Cultural Survival is an organization dedicated to support and empower indigenous people. IJF awarded a grant to support a project that promotes Indigenous participation in media and coverage and dissemination of issues concerning this population. Cultural Survival will work with EntreMundos in Guatemala and the Central America Network of Indigenous Community Radio Stations to provide comprehensive coverage of indigenous issues and strengthen the cadre of indigenous journalists.

El Faro, El Salvador​

El Faro is an important touchpoint for research, analysis and coverage of the main political and social issues in Central America. In 2016, it won the Gabriel García Márquez Award for Journalistic Excellence. El Faro has established partnerships with Central American media and journalists and with United States universities and civil society organizations. El Faro has also worked to expand its reach by publishing content in English. Along these lines, IJF is supporting El Faro through a project to promote debate and dialogue in the United States on Central America. IJF also sponsors the Central American Journalism Forum (ForoCap), one of the most popular and influential journalistic events in Latin America, organized by El Faro.

El Intercambio, Guatemala

El Intercambio is a team of journalists that produce transmedia content based on data journalism. Grant funds supported a project investigating imprisoned women and their young children in the Northern Triangle; the “Nos Vamos” live magazine in which journalists and actresses came together to share with the public their experiences as migrants; and the creation of a tracker to monitor their content engagement and avoid plagiarism. The tracker tool is inspired by Reveal from the Center of Investigative Reporting.
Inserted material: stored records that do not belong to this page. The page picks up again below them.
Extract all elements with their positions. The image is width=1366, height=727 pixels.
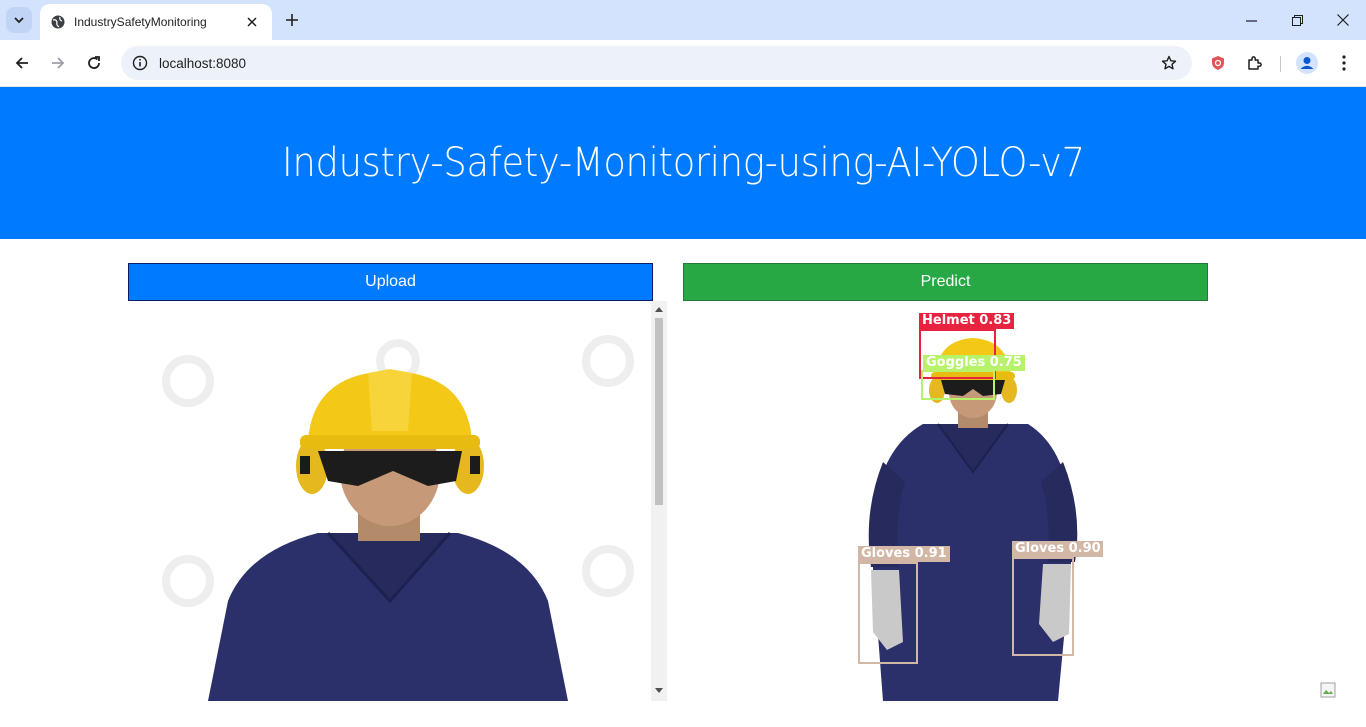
goggles-detection-box <box>921 370 995 400</box>
back-button[interactable] <box>7 48 37 78</box>
profile-button[interactable] <box>1292 48 1322 78</box>
globe-icon <box>50 14 66 30</box>
gloves-right-detection-box <box>1012 557 1074 656</box>
goggles-detection-label: Goggles 0.75 <box>923 355 1025 371</box>
shield-extension-button[interactable] <box>1203 48 1233 78</box>
scroll-up-arrow-icon[interactable] <box>655 305 663 313</box>
scroll-thumb[interactable] <box>655 318 663 505</box>
plus-icon <box>286 14 298 26</box>
menu-button[interactable] <box>1329 48 1359 78</box>
gloves-right-detection-label: Gloves 0.90 <box>1012 541 1103 557</box>
close-window-button[interactable] <box>1320 0 1366 40</box>
close-icon <box>1337 14 1349 26</box>
forward-button[interactable] <box>43 48 73 78</box>
restore-button[interactable] <box>1274 0 1320 40</box>
gloves-left-detection-box <box>858 562 918 664</box>
page-header: Industry-Safety-Monitoring-using-AI-YOLO… <box>0 87 1366 239</box>
gloves-left-detection-label: Gloves 0.91 <box>858 546 950 562</box>
restore-icon <box>1291 14 1303 26</box>
kebab-menu-icon <box>1342 55 1346 71</box>
tab-strip: IndustrySafetyMonitoring <box>0 0 1366 40</box>
arrow-left-icon <box>15 57 28 69</box>
upload-scrollbar[interactable] <box>651 301 667 701</box>
avatar-icon <box>1296 52 1318 74</box>
predict-button[interactable]: Predict <box>683 263 1208 301</box>
site-info-icon[interactable] <box>123 46 157 80</box>
tab-title: IndustrySafetyMonitoring <box>74 15 207 29</box>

Gato Encerrado, El Salvador.

Gato Encerrado is an independent digital magazine focused on politics, culture, environment, and feminism. IJF awarded a grant to support a Fact Checking project called #ojodegato (eye of the cat). Gato Encerrado will fact-check political statements and promises, and determine whether statements are true, false, deceptive, populist, viable, not viable or impossible and produce interactive maps and graphics along with expert interviews.

Global Investigative Journalism Network (GIJN).

The Global Investigative Journalism Network (GIJN) is an international association of journalism organizations that support the training and sharing of information among investigative and data journalists. The grant facilitates the translation journalistic materials and resources from English to Spanish and allowed six journalists from Central America to participate in the 2019 Conference on Investigative Journalism in Hamburg, Germany.

Hora:Cero, El Salvador.

Hora:Cero is an independent digital communication and advocacy platform in Nicaragua. IJF awarded a grant to support a research project on political elites and corruption in Nicaragua, and the campaign for transitional justice. Hora:Cero will develop content, from the research, in a consumable and shareable format.

Plaza Pública, Guatemala

Plaza Pública is a native medium that produces research, analysis and opinion content to provide information and ideas in support of strong, persistent democracy, with ethics and social justice. The grant supports the collection, analysis, and dissemination of reports and research, as well as verification and data analysis workshops for journalists.

No Ficción, Guatemala

No Ficción (English: Nonfiction) creates journalistic content to uncover the realities facing Guatemala and Central America in an easy-to-understand, engaging and autonomous way. The IJF grant supports No Ficción’s research and analysis on networks of corruption and impunity in the region.

Skylight, US

Skylight is a US-based non-profit organization that strengthens social justice movements through cinematic storytelling and by catalyzing collaborative networks of artists and activists. IJF supported The Resistance Saga, a traveling event to celebrate and stoke resistance featuring remarkable Mayan activists, scholars, and educators, highlighting Skylight’s film 500 YEARS, which tells a sweeping story of resistance in Guatemala through the actions and perspectives of the indigenous Mayans.